Now one of the stories is about Rilla McLean. Who is she?

She's a fantastic lady who was my neighbour and a friend for the last twenty-five years. And although Rilla has had some things in her life that left her in a wheel chair, her spirit soars and she is a real go-getter in our community and has inspired other people. Its not unusual to see her pick up garbage from her wheel chair on a May cleaning day or be behind the Terry Fox Run or help a neighbour who has a child who may be having some reading difficulties and shell buy a book and help the child read it. She has no children of her own but many of us have used her as an aunt. She's just a wonderful person to know.

Besides your recognition of her efforts in this story, how good have people been to recognize her volunteer efforts?

A little bit slow. That's why the story got out. She won a major award from Canadian Airlines in the year 2000 for her spirit of Volunteerism and we were chatting one day and the radio hadn't picked it up, the media hadn't picked it up and so I said, "Do you mind if I write about it?" This was twenty minutes before I was taking off on a major trip to New Zealand. So I got as many notes as I could in twenty minutes and on the plane, on my way there, I wrote the story and submitted it because the official deadline was already passed for stories and submitted it to Volunteers. While I was over there, Tom notified me that my story had rated 10 with eleven pluses beside it. We were very hopeful but we didn't know until March that the story actually made it in. That was a year and a half later.

How many stories make it in?

I was told 87 out of 6000. Only six or so Canadians.

What was it in the story of Rilla McLean that helped it make that select group?

I think the fact that Rilla's story speaks to the ordinary person. The person who doesn't have to be the fund- raiser, with a lot of abilities, or very attractive or all these things. It's the ordinary person who is willing to do what they see around them and they make a difference in our communities and in our lives.

What then is your hope for the impact of this story now that it is coming out in this book?

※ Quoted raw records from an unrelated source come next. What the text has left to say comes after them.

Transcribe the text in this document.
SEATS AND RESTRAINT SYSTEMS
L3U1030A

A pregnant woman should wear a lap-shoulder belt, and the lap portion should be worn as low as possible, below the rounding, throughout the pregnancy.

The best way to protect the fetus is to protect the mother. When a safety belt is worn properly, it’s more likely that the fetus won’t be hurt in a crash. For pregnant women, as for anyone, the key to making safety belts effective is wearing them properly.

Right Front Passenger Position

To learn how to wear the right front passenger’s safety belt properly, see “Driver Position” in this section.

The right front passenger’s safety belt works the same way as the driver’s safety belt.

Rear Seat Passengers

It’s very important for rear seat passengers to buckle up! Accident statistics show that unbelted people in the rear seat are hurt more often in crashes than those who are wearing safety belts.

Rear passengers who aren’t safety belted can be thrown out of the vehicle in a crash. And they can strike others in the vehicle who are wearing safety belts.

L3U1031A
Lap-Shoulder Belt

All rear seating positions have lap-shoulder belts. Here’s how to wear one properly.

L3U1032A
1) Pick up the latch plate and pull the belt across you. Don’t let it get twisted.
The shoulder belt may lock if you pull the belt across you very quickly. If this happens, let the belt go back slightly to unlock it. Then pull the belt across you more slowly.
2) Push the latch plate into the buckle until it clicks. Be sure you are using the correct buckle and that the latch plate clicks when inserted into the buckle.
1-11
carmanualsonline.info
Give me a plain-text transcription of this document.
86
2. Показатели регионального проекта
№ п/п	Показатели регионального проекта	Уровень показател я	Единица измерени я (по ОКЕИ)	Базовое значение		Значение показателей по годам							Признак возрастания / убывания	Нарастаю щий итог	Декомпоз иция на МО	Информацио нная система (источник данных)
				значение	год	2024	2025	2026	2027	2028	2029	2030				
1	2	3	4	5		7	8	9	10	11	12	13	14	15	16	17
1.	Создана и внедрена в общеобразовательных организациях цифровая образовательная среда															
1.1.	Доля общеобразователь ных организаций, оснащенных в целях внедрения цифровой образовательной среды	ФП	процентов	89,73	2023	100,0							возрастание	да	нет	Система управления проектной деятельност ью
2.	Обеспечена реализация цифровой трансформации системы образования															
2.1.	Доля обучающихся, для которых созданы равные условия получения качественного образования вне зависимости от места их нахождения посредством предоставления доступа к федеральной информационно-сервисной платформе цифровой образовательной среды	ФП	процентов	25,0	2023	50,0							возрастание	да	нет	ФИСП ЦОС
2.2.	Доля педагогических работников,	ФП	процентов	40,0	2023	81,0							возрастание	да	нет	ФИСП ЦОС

I think that my hope for it would be that it would be an example for other people. You don't have to be somebody with a big education, although Rilla has that. You don't have to be able to run the mile, although Rilla has done the equivalent of that but you have to look around and make a small difference in somebody's life. Really, this can be a turning point. Somebody who cares for somebody else can be the turning point of whether they experience despair or whether they experience life.

I thank you very much for discussing your work as well as that of your friend, Rilla McLean, with our listeners across the island this morning. Thanks very much for making the trip into our studios.

You're welcome. Its been a pleasure.

Elaine Hogg is a writer from the Port Hawkesbury area. Her story about Rilla McLean is included in a new book in the Chicken Soup Series, called Chicken Soup for the Volunteer's Soul. Here is Elaine Hogg now to read her story.

After this, I read the story, "Little Changes," accompanied to harp music.